D’IMMENSES INCENDIES EN DIVERSES RÉGIONS DE LA PLANÈTE détruisent
les forêts. Cet été le phénomène a ravagé le massif forestier des Landes de Gascogne. Une proximité qui invite à un état des lieux conséquent pour dessiner des perspectives solides.
La chanson tendre et sentimentale interprétée par Bourvil en 1957 est emblématique de la candeur des jours heureux. L’impossible : « qu’est-ce que ça peut faire » ?
L’impossible est maintenant réalité, réalité illustrée cet été par le lourd bilan humain, économique, social et environnemental des incendies, particulièrement dans le Sud-Ouest. Si l’on ne déplore heureusement aucun mort, ce sont 50 000 ha partis en fumée, plusieurs dizaines de milliers de personnes évacuées de leur domicile, un environnement humain, végétal et animal irrémédiablement détruit.
Par-delà des territoires détruits une histoire régionale s’achève, celle du massif forestier des Landes de Gascogne, pour un avenir illisible. La situation exige maintenant un état des lieux conséquent et des perspectives solides.
Quelle histoire s’achève ?
Il faut aller plus loin que le discours mythique de landes marécageuses désertiques, de la façade atlantique jusqu’aux confins du Pays basque, territoires parcourus par une population fruste de bergers en échasses amenés à la civilisation. À la colonisation en fait, par Napoléon III et son régime affairiste, cynique et autoritaire. De cette opération brutale, ouverte en 1857, de destruction d’une société pastorale communautaire, surgit une société à la fois soumise aux diktats du monde de la grande finance, et composée d’une myriade de petits propriétaires sédentarisés.
Dans les Landes, le 22 août 1949. Après trois étés très secs, le Sud-Ouest a connu une série d’incendies meurtriers qui ont gravement affaibli l’économie locale.
Cette opération s’appuie sur la construction d’un double mythe. Celui d’une société informe à laquelle il fallait apporter la civilisation ; et parallèlement celui d’une société d’une innocence millénaire, conception illustrée particulièrement par le photographe et ethnographe Félix Arnaudin.
La (re)lecture du roman Thérèse Desqueyroux de Mauriac et le visionnage du film éponyme, ainsi que d’autres œuvres plus académiques, donnent une autre vision, plus conforme à la réalité, de la société qui s’installe alors.
Au beau milieu du département des Landes, le village de Solférino et son architecture très particulière illustrent ces constructions mythiques. Créé et construit en 1863 comme une manière de phalanstère – en référence au passé de carbonaro du futur Napoléon III ? –, il avait pour fonction de servir de vitrine à l’œuvre « civilisatrice » en cours. Cette vitrine devait rester sans lendemain, mais demeure une curiosité à visiter.
Ces deux visions, fortement portées et instrumentalisées par des intérêts politiques et financiers puissants, dominateurs et sans scrupules – c’est la marque de fabrique du Second Empire – occultent la nécessaire caractéri sation objective de l’économie dominante de la région « Landes de Gascogne », définie par un arrêté de 1945. Cette région s’étend en forme de triangle de Soulac, à l’extrémité atlantique de la Gironde, jusqu’à Hossegor, extrémité atlantique du département des Landes, et Nérac, département du Lot-et-Garonne.

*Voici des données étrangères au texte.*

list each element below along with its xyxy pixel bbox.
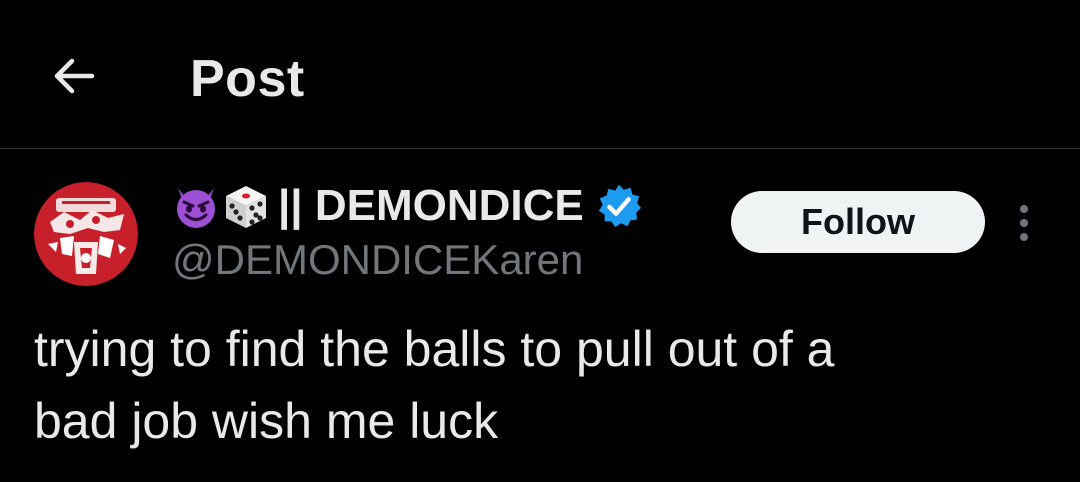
follow-button[interactable]: Follow bbox=[731, 191, 985, 253]
smiling-imp-icon bbox=[177, 188, 215, 228]
avatar[interactable] bbox=[34, 182, 138, 286]
more-options-button[interactable] bbox=[1002, 198, 1046, 248]
page-title: Post bbox=[190, 50, 305, 108]
post-text: trying to find the balls to pull out of … bbox=[34, 321, 835, 449]
arrow-left-icon bbox=[54, 58, 95, 94]
avatar-image bbox=[34, 182, 138, 286]
top-bar: Post bbox=[0, 0, 1080, 148]
verified-badge-icon bbox=[598, 184, 641, 228]
more-vertical-icon bbox=[1020, 205, 1028, 241]
author-handle[interactable]: @DEMONDICEKaren bbox=[172, 236, 583, 284]
header-divider bbox=[0, 148, 1080, 149]
back-button[interactable] bbox=[46, 48, 102, 104]
display-name: || DEMONDICE bbox=[278, 181, 584, 230]
author-name-row[interactable]: || DEMONDICE bbox=[172, 180, 642, 232]
game-die-icon bbox=[226, 186, 266, 228]
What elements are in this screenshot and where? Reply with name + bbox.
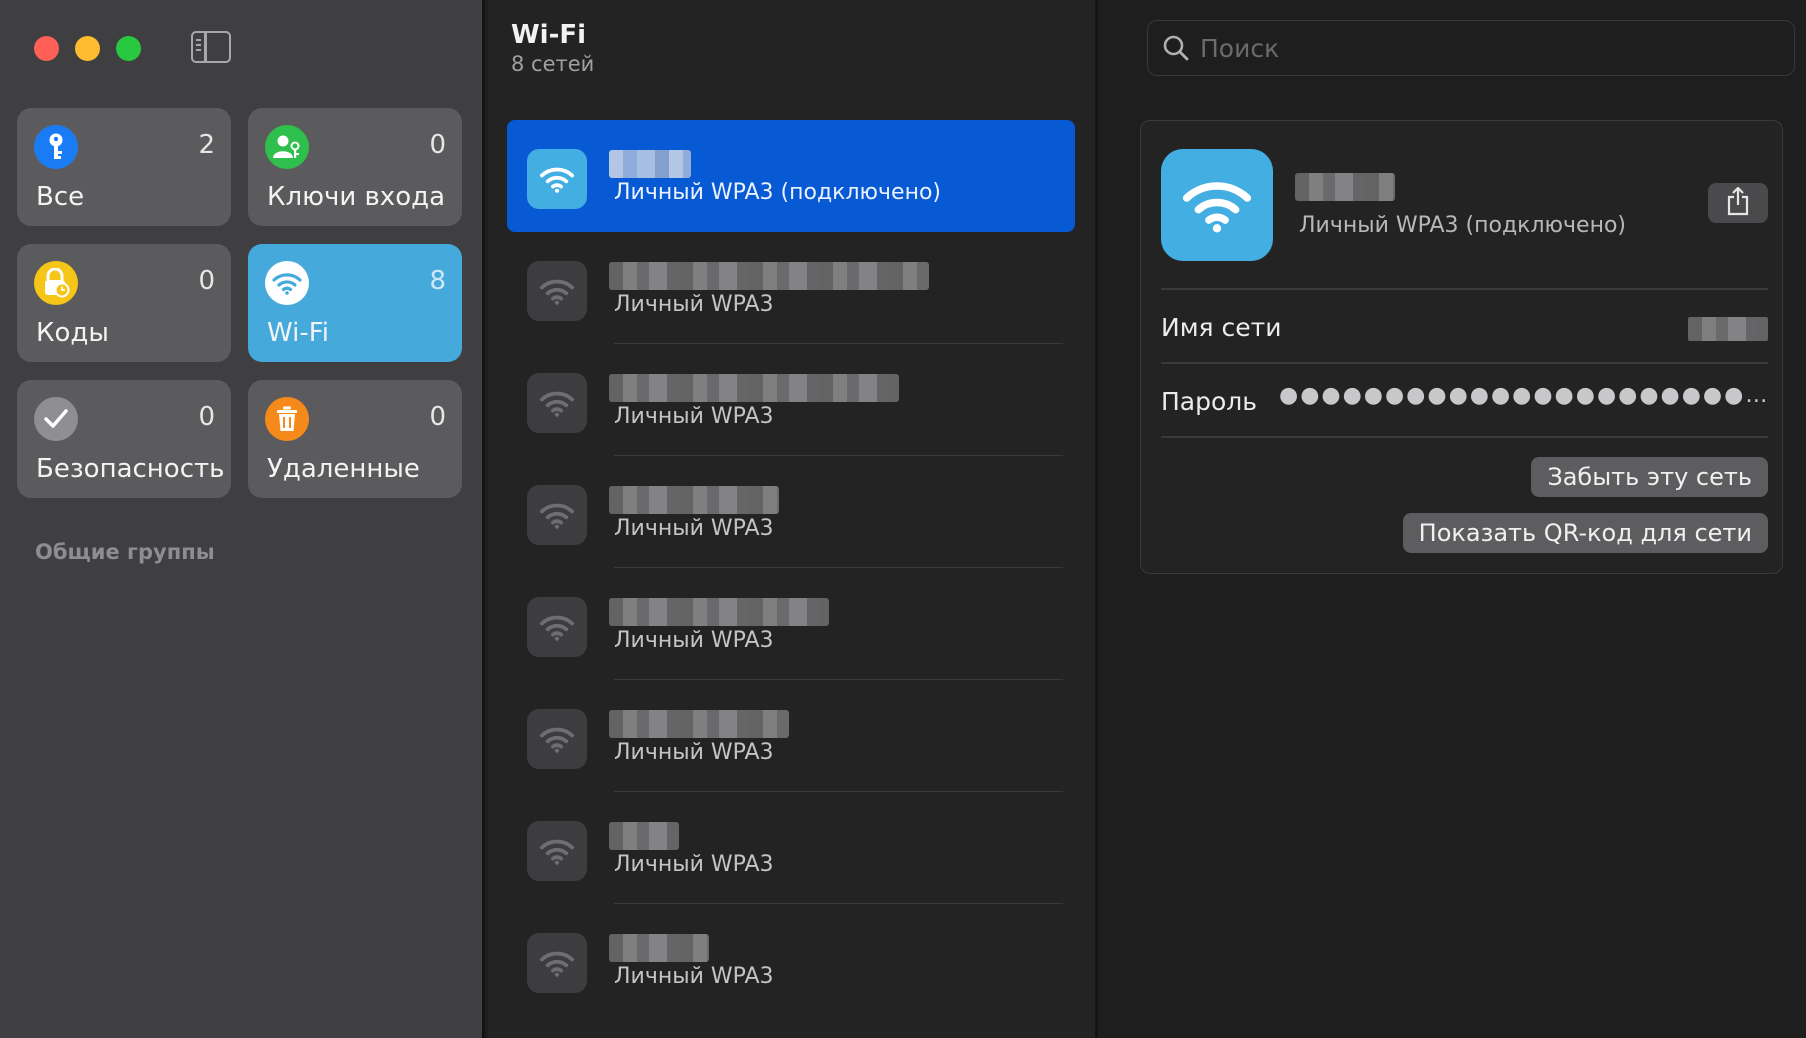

L’économie de cette zone repose sur trois piliers : une agro-économie industrielle, basée sur l’exploitation du pin maritime, la maïsiculture et l’élevage du canard gras ; un tourisme à la fois rural et côtier ; une industrie basée sur les transports et la maintenance. Sans oublier les puissantes, et discrètes, bases aériennes stratégiques de Mont-de-Marsan et Cazaux avec leurs ressources financières et industrielles induites.
Sur les 110 000 propriétaires forestiers des deux départements des Landes et de la Gironde, plus de la moitié sont propriétaires de parcelles de 4 hectares au plus, et 1 200 sont propriétaires de parcelles de plus de 100 hectares.
Ces derniers sont évidemment maîtres du marché du bois, avec tous les pouvoirs politiques, financiers, idéologiques qui accompagnent cette maîtrise.
Source Document MEDEF.
Cette sphère économique, politique et sociale, comme beaucoup d’autres, est aujourd’hui bouleversée par les dérèglements climatiques et géopolitiques.
Les incendies dans cette région cet été sont à classer dans les « méga feux » devenus une des données symptomatiques de la mondialisation et du dérèglement climatique.
Avec le développement d’aléas climatiques récurrents on est au-delà des analyses et des remèdes ponctuels. Des réponses et des mesures d’ampleur s’imposent géo-temporellement.